# hummingbird migration



## Old Coot (Oct 25, 2007)

It's just getting started. You can track it here.

http://hummingbirds.net/map.html


----------



## wyldkat49766 (Apr 21, 2007)

Heavens, I hope they stay south for a WHILE yet.


----------



## chinamigarden (Oct 21, 2005)

Another 5-6 weeks and they will be here.


----------



## Old Coot (Oct 25, 2007)

Almost to Tennessee


----------



## chinamigarden (Oct 21, 2005)

SE Michigan usually sees its first hummingbird by April 10th. I advise all my customers to put out the feeders by Tax Day.


----------



## Talkeetna (Apr 11, 2009)

We dont have any here. YET!


----------



## chinamigarden (Oct 21, 2005)

according to the migration map the first ones were spotted in SE Michigan on April 2nd. I had my feeder out the next day. No takers yet.


----------



## Talkeetna (Apr 11, 2009)

I feel bad for any hummingbirds that get here now, it is unfriendly weather.:sad:


----------



## wyldkat49766 (Apr 21, 2007)

Well I just got my feeders out and I "thought" I had cleaned them but apparently NOT. And hubby put them in a plastic bag for me and put them in the closet. Just got done cleaning the one and its out, the 2nd is soaking and I will wait until I see some activity before I put that one out.


----------



## chinamigarden (Oct 21, 2005)

Customers of mine are starting to report that they are seeing Hummingbirds in their yards. This is the Chesterfield/New Baltimore area.


----------



## wally-eye (Oct 27, 2004)

Had two at my feeders yesterday. 10 miles north of Fremont. I did see one other one last week......... 

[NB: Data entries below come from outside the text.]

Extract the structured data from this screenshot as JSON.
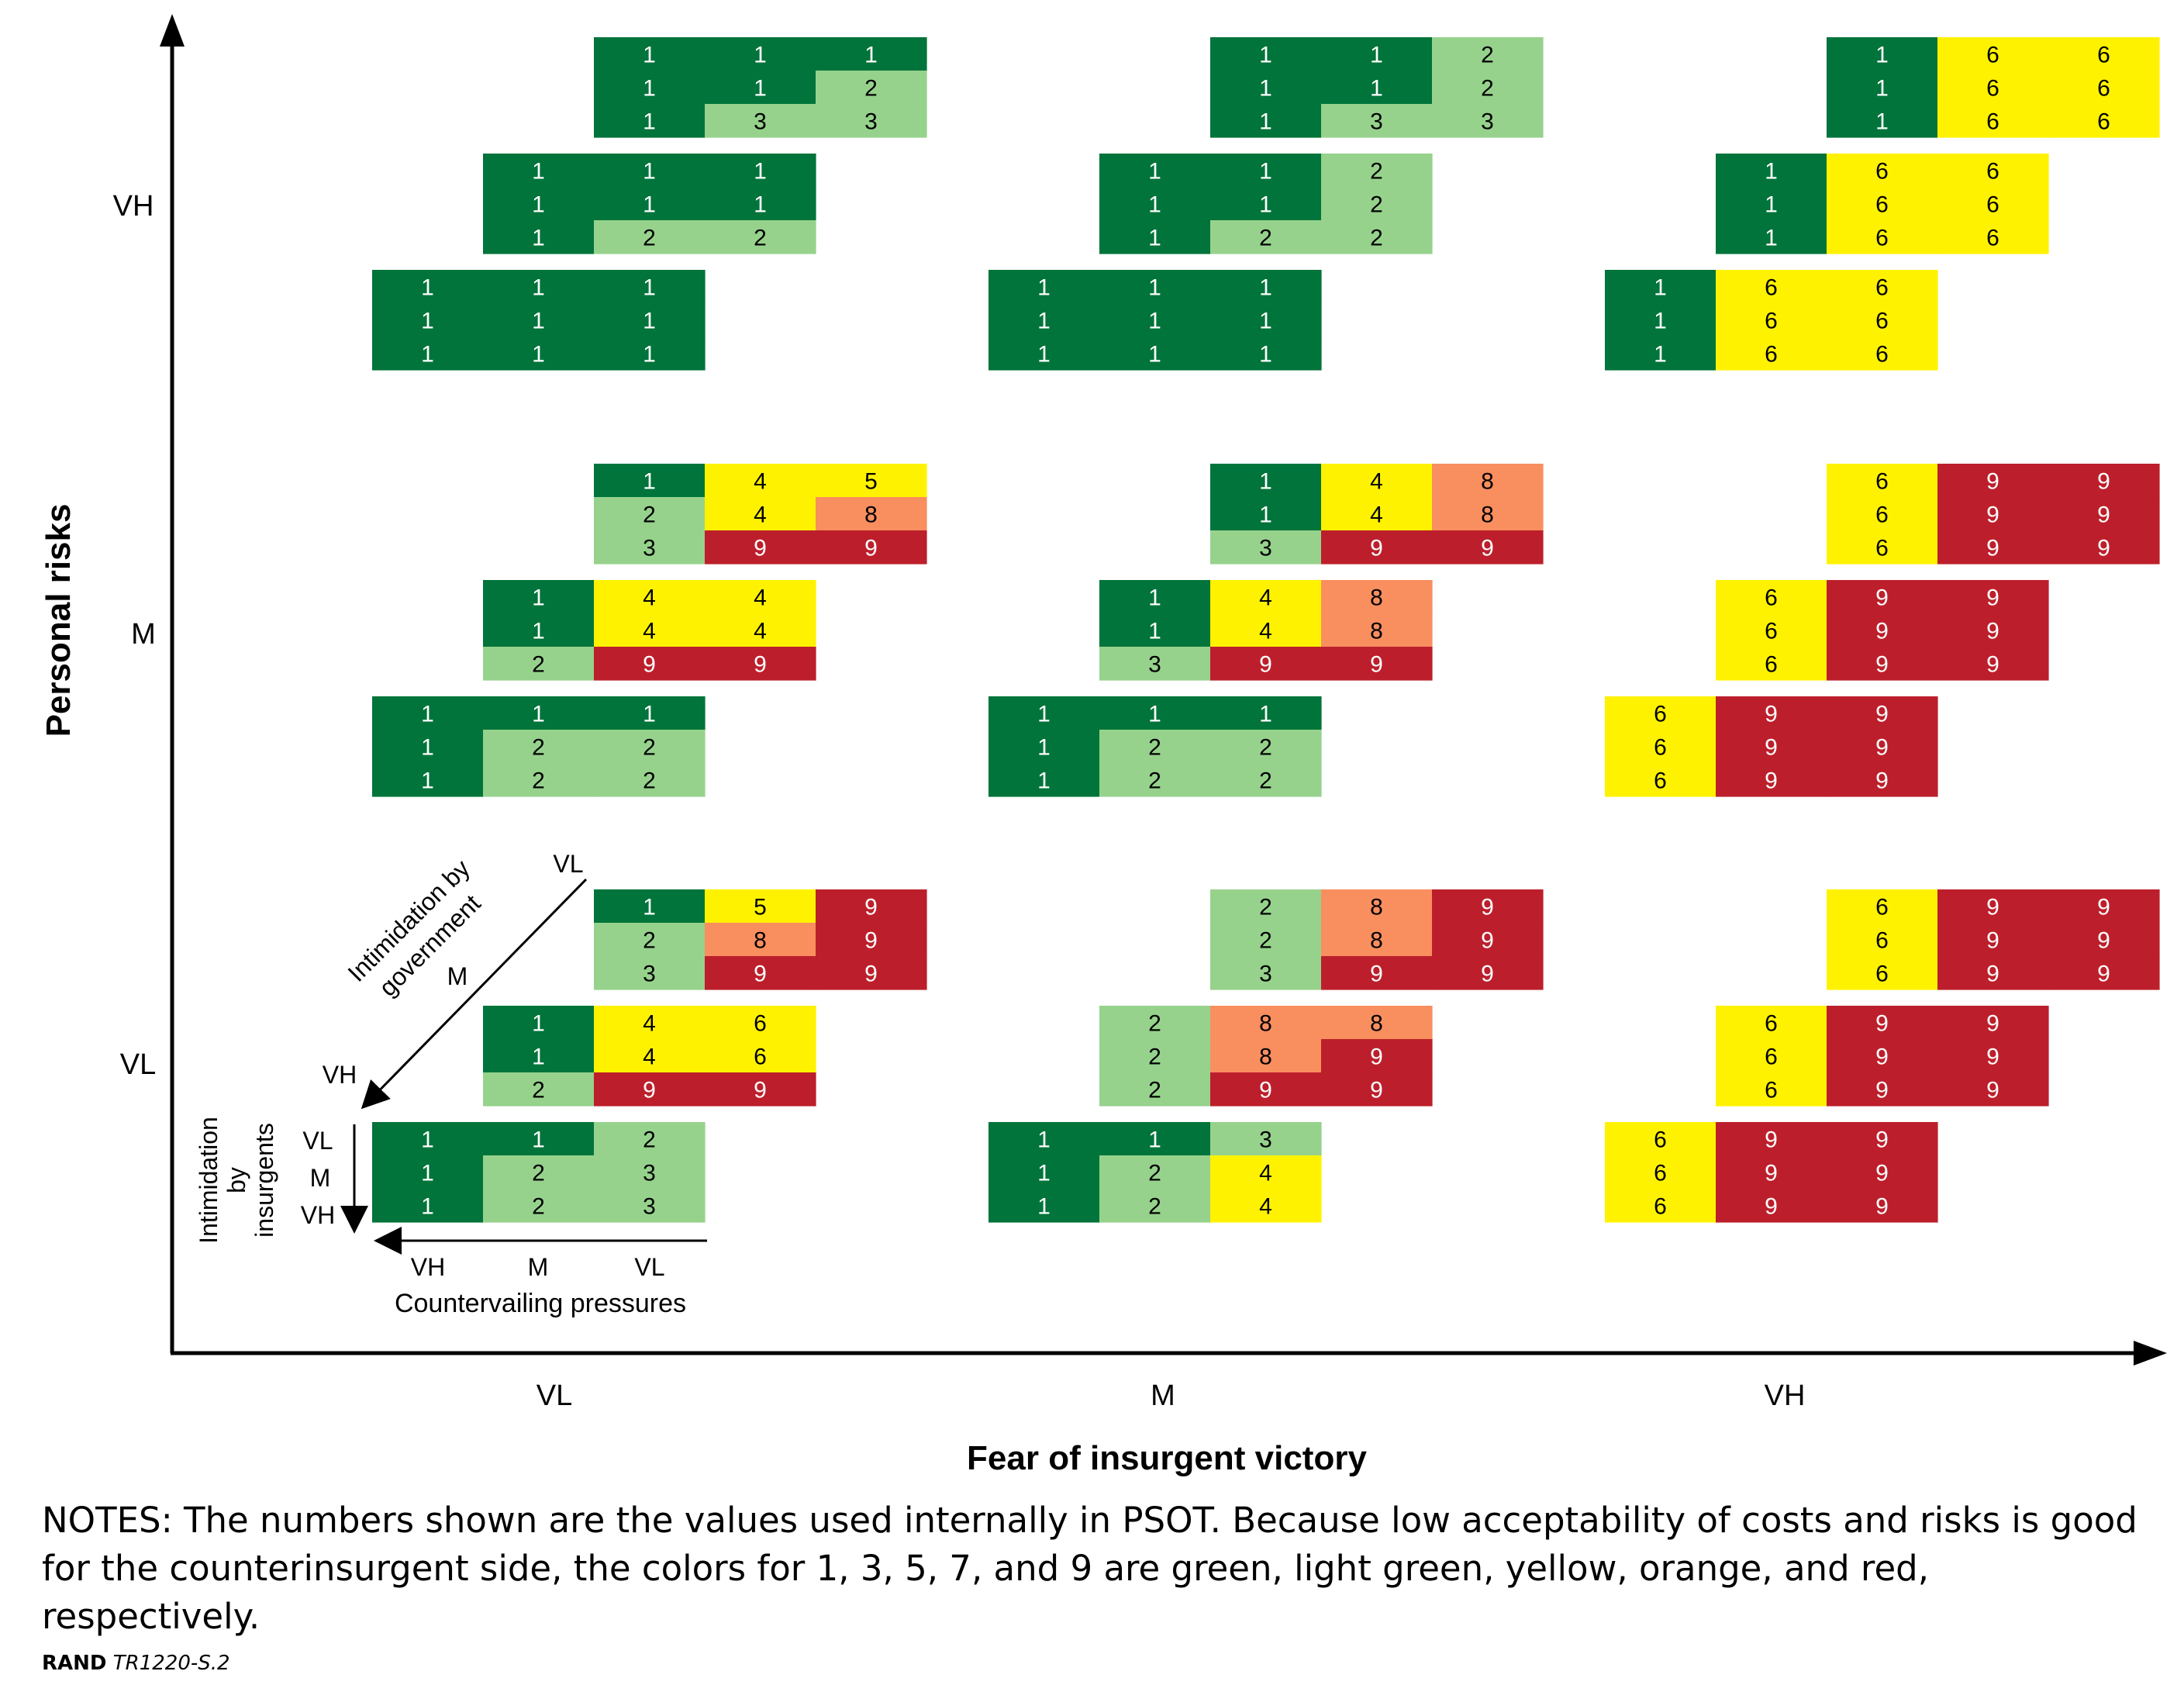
{
  "chart_data": {
    "type": "heatmap",
    "title": "",
    "xlabel": "Fear of insurgent victory",
    "ylabel": "Personal risks",
    "x_ticks": [
      "VL",
      "M",
      "VH"
    ],
    "y_ticks": [
      "VH",
      "M",
      "VL"
    ],
    "legend": {
      "inner_x_label": "Countervailing pressures",
      "inner_x_ticks": [
        "VH",
        "M",
        "VL"
      ],
      "inner_y_label_lines": [
        "Intimidation",
        "by",
        "insurgents"
      ],
      "inner_y_ticks": [
        "VL",
        "M",
        "VH"
      ],
      "diag_label_lines": [
        "Intimidation by",
        "government"
      ],
      "diag_ticks": [
        "VL",
        "M",
        "VH"
      ]
    },
    "value_colors": {
      "1": "#00743a",
      "2": "#96d28c",
      "3": "#96d28c",
      "4": "#fff200",
      "5": "#fff200",
      "6": "#fff200",
      "8": "#f98e5f",
      "9": "#bc1f2b"
    },
    "blocks": [
      {
        "fear": "VL",
        "risk": "VH",
        "gov": "VL",
        "grid": [
          [
            1,
            1,
            1
          ],
          [
            1,
            1,
            2
          ],
          [
            1,
            3,
            3
          ]
        ]
      },
      {
        "fear": "VL",
        "risk": "VH",
        "gov": "M",
        "grid": [
          [
            1,
            1,
            1
          ],
          [
            1,
            1,
            1
          ],
          [
            1,
            2,
            2
          ]
        ]
      },
      {
        "fear": "VL",
        "risk": "VH",
        "gov": "VH",
        "grid": [
          [
            1,
            1,
            1
          ],
          [
            1,
            1,
            1
          ],
          [
            1,
            1,
            1
          ]
        ]
      },
      {
        "fear": "M",
        "risk": "VH",
        "gov": "VL",
        "grid": [
          [
            1,
            1,
            2
          ],
          [
            1,
            1,
            2
          ],
          [
            1,
            3,
            3
          ]
        ]
      },
      {
        "fear": "M",
        "risk": "VH",
        "gov": "M",
        "grid": [
          [
            1,
            1,
            2
          ],
          [
            1,
            1,
            2
          ],
          [
            1,
            2,
            2
          ]
        ]
      },
      {
        "fear": "M",
        "risk": "VH",
        "gov": "VH",
        "grid": [
          [
            1,
            1,
            1
          ],
          [
            1,
            1,
            1
          ],
          [
            1,
            1,
            1
          ]
        ]
      },
      {
        "fear": "VH",
        "risk": "VH",
        "gov": "VL",
        "grid": [
          [
            1,
            6,
            6
          ],
          [
            1,
            6,
            6
          ],
          [
            1,
            6,
            6
          ]
        ]
      },
      {
        "fear": "VH",
        "risk": "VH",
        "gov": "M",
        "grid": [
          [
            1,
            6,
            6
          ],
          [
            1,
            6,
            6
          ],
          [
            1,
            6,
            6
          ]
        ]
      },
      {
        "fear": "VH",
        "risk": "VH",
        "gov": "VH",
        "grid": [
          [
            1,
            6,
            6
          ],
          [
            1,
            6,
            6
          ],
          [
            1,
            6,
            6
          ]
        ]
      },
      {
        "fear": "VL",
        "risk": "M",
        "gov": "VL",
        "grid": [
          [
            1,
            4,
            5
          ],
          [
            2,
            4,
            8
          ],
          [
            3,
            9,
            9
          ]
        ]
      },
      {
        "fear": "VL",
        "risk": "M",
        "gov": "M",
        "grid": [
          [
            1,
            4,
            4
          ],
          [
            1,
            4,
            4
          ],
          [
            2,
            9,
            9
          ]
        ]
      },
      {
        "fear": "VL",
        "risk": "M",
        "gov": "VH",
        "grid": [
          [
            1,
            1,
            1
          ],
          [
            1,
            2,
            2
          ],
          [
            1,
            2,
            2
          ]
        ]
      },
      {
        "fear": "M",
        "risk": "M",
        "gov": "VL",
        "grid": [
          [
            1,
            4,
            8
          ],
          [
            1,
            4,
            8
          ],
          [
            3,
            9,
            9
          ]
        ]
      },
      {
        "fear": "M",
        "risk": "M",
        "gov": "M",
        "grid": [
          [
            1,
            4,
            8
          ],
          [
            1,
            4,
            8
          ],
          [
            3,
            9,
            9
          ]
        ]
      },
      {
        "fear": "M",
        "risk": "M",
        "gov": "VH",
        "grid": [
          [
            1,
            1,
            1
          ],
          [
            1,
            2,
            2
          ],
          [
            1,
            2,
            2
          ]
        ]
      },
      {
        "fear": "VH",
        "risk": "M",
        "gov": "VL",
        "grid": [
          [
            6,
            9,
            9
          ],
          [
            6,
            9,
            9
          ],
          [
            6,
            9,
            9
          ]
        ]
      },
      {
        "fear": "VH",
        "risk": "M",
        "gov": "M",
        "grid": [
          [
            6,
            9,
            9
          ],
          [
            6,
            9,
            9
          ],
          [
            6,
            9,
            9
          ]
        ]
      },
      {
        "fear": "VH",
        "risk": "M",
        "gov": "VH",
        "grid": [
          [
            6,
            9,
            9
          ],
          [
            6,
            9,
            9
          ],
          [
            6,
            9,
            9
          ]
        ]
      },
      {
        "fear": "VL",
        "risk": "VL",
        "gov": "VL",
        "grid": [
          [
            1,
            5,
            9
          ],
          [
            2,
            8,
            9
          ],
          [
            3,
            9,
            9
          ]
        ]
      },
      {
        "fear": "VL",
        "risk": "VL",
        "gov": "M",
        "grid": [
          [
            1,
            4,
            6
          ],
          [
            1,
            4,
            6
          ],
          [
            2,
            9,
            9
          ]
        ]
      },
      {
        "fear": "VL",
        "risk": "VL",
        "gov": "VH",
        "grid": [
          [
            1,
            1,
            2
          ],
          [
            1,
            2,
            3
          ],
          [
            1,
            2,
            3
          ]
        ]
      },
      {
        "fear": "M",
        "risk": "VL",
        "gov": "VL",
        "grid": [
          [
            2,
            8,
            9
          ],
          [
            2,
            8,
            9
          ],
          [
            3,
            9,
            9
          ]
        ]
      },
      {
        "fear": "M",
        "risk": "VL",
        "gov": "M",
        "grid": [
          [
            2,
            8,
            8
          ],
          [
            2,
            8,
            9
          ],
          [
            2,
            9,
            9
          ]
        ]
      },
      {
        "fear": "M",
        "risk": "VL",
        "gov": "VH",
        "grid": [
          [
            1,
            1,
            3
          ],
          [
            1,
            2,
            4
          ],
          [
            1,
            2,
            4
          ]
        ]
      },
      {
        "fear": "VH",
        "risk": "VL",
        "gov": "VL",
        "grid": [
          [
            6,
            9,
            9
          ],
          [
            6,
            9,
            9
          ],
          [
            6,
            9,
            9
          ]
        ]
      },
      {
        "fear": "VH",
        "risk": "VL",
        "gov": "M",
        "grid": [
          [
            6,
            9,
            9
          ],
          [
            6,
            9,
            9
          ],
          [
            6,
            9,
            9
          ]
        ]
      },
      {
        "fear": "VH",
        "risk": "VL",
        "gov": "VH",
        "grid": [
          [
            6,
            9,
            9
          ],
          [
            6,
            9,
            9
          ],
          [
            6,
            9,
            9
          ]
        ]
      }
    ]
  },
  "notes": "NOTES: The numbers shown are the values used internally in PSOT. Because low acceptability of costs and risks is good for the counterinsurgent side, the colors for 1, 3, 5, 7, and 9 are green, light green, yellow, orange, and red, respectively.",
  "footer": {
    "org": "RAND",
    "code": "TR1220-S.2"
  }
}
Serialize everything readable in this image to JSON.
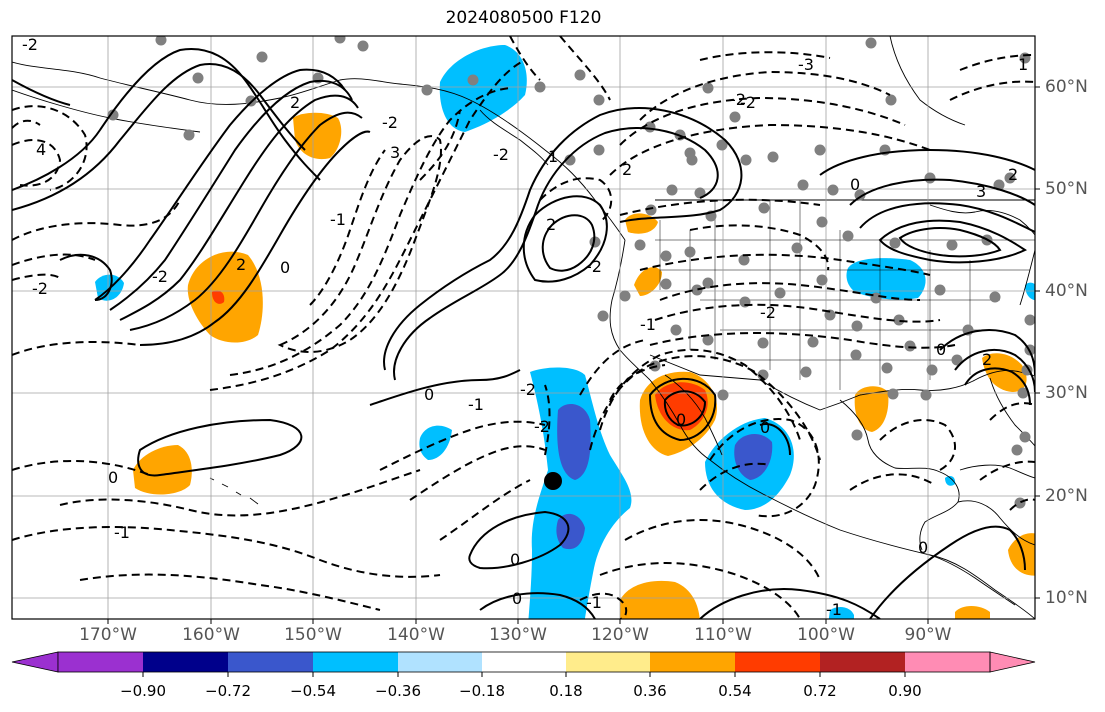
{
  "title": "2024080500 F120",
  "longitude_labels": [
    "170°W",
    "160°W",
    "150°W",
    "140°W",
    "130°W",
    "120°W",
    "110°W",
    "100°W",
    "90°W"
  ],
  "latitude_labels": [
    "60°N",
    "50°N",
    "40°N",
    "30°N",
    "20°N",
    "10°N"
  ],
  "colorbar": {
    "tick_labels": [
      "−0.90",
      "−0.72",
      "−0.54",
      "−0.36",
      "−0.18",
      "0.18",
      "0.36",
      "0.54",
      "0.72",
      "0.90"
    ],
    "colors": [
      "#9b30d0",
      "#00008b",
      "#3a57cc",
      "#00bfff",
      "#b0e2ff",
      "#ffffff",
      "#ffec8b",
      "#ffa500",
      "#ff3c00",
      "#b22222",
      "#ff8cb4"
    ]
  },
  "contour_labels": [
    "-2",
    "-2",
    "-2",
    "-1",
    "0",
    "2",
    "3",
    "4",
    "-2",
    "-1",
    "0",
    "2",
    "2",
    "0",
    "-2",
    "-3",
    "-2",
    "-2",
    "-2",
    "-1",
    "0",
    "-1",
    "-2",
    "0",
    "1",
    "2",
    "3",
    "2",
    "0",
    "-2",
    "0",
    "-1",
    "0",
    "1",
    "2",
    "0",
    "-1",
    "-2",
    "0"
  ]
}
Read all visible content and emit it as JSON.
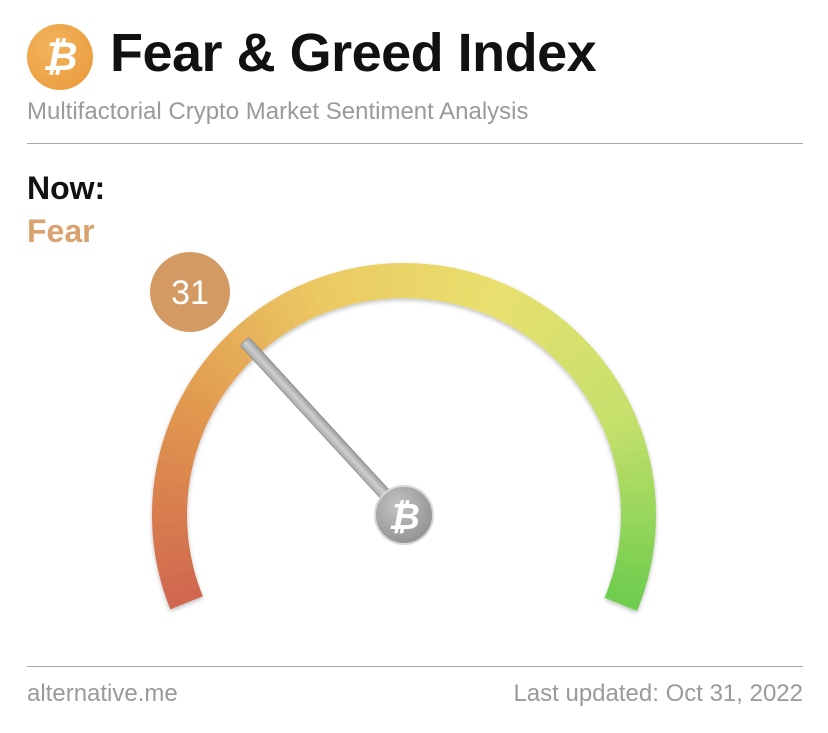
{
  "header": {
    "logo_glyph": "₿",
    "title": "Fear & Greed Index",
    "subtitle": "Multifactorial Crypto Market Sentiment Analysis"
  },
  "now": {
    "label": "Now:",
    "classification": "Fear",
    "classification_color": "#d9a26e"
  },
  "chart_data": {
    "type": "gauge",
    "value": 31,
    "value_label": "31",
    "range": [
      0,
      100
    ],
    "classification": "Fear",
    "badge_color": "#d49a63",
    "gradient_colors": [
      "#d0674f",
      "#e0954f",
      "#ebc862",
      "#e9e06e",
      "#c6e06c",
      "#6fcd4e"
    ],
    "hub_glyph": "₿"
  },
  "footer": {
    "source": "alternative.me",
    "last_updated": "Last updated: Oct 31, 2022"
  }
}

Don't think the big migration has made it this far though......


----------



## Michigander1 (Apr 5, 2006)

Nothing on the huron river as of yet.But with the wind who would know :lol:


----------



## WALLEYE MIKE (Jan 7, 2001)

Wife put her feeder out today.


----------



## barryl (Apr 21, 2002)

WALLEYE MIKE said:


> Wife put her feeder out today.


----------



## barryl (Apr 21, 2002)

Mom and Dad in Burton Mi reported their first hummingbirds.


----------



## I'llbeoutside (Feb 2, 2003)

Put one of ours out yesterday. Got the wife a beautiful new glass feeder for one of her birthday presents. We don't usually see good numbers of them until we put out all of our flowers. That is usually around Mothers day.


----------



## 22 Chuck (Feb 2, 2006)

They willbe to the bridge by the weekend assuming no strong N winds.


----------



## Bonz 54 (Apr 17, 2005)

We've had our feeders (3) out since the 10th and haven't seen anything yet.:sad: FRANK


----------



## Happy Jack (Jan 21, 2003)

Put the feeder out a week ago. Saw my first yesterday.


----------



## wally-eye (Oct 27, 2004)

Funny the only one's I've been seeing are males........... Have a male sitting on the feeder as I write this.


----------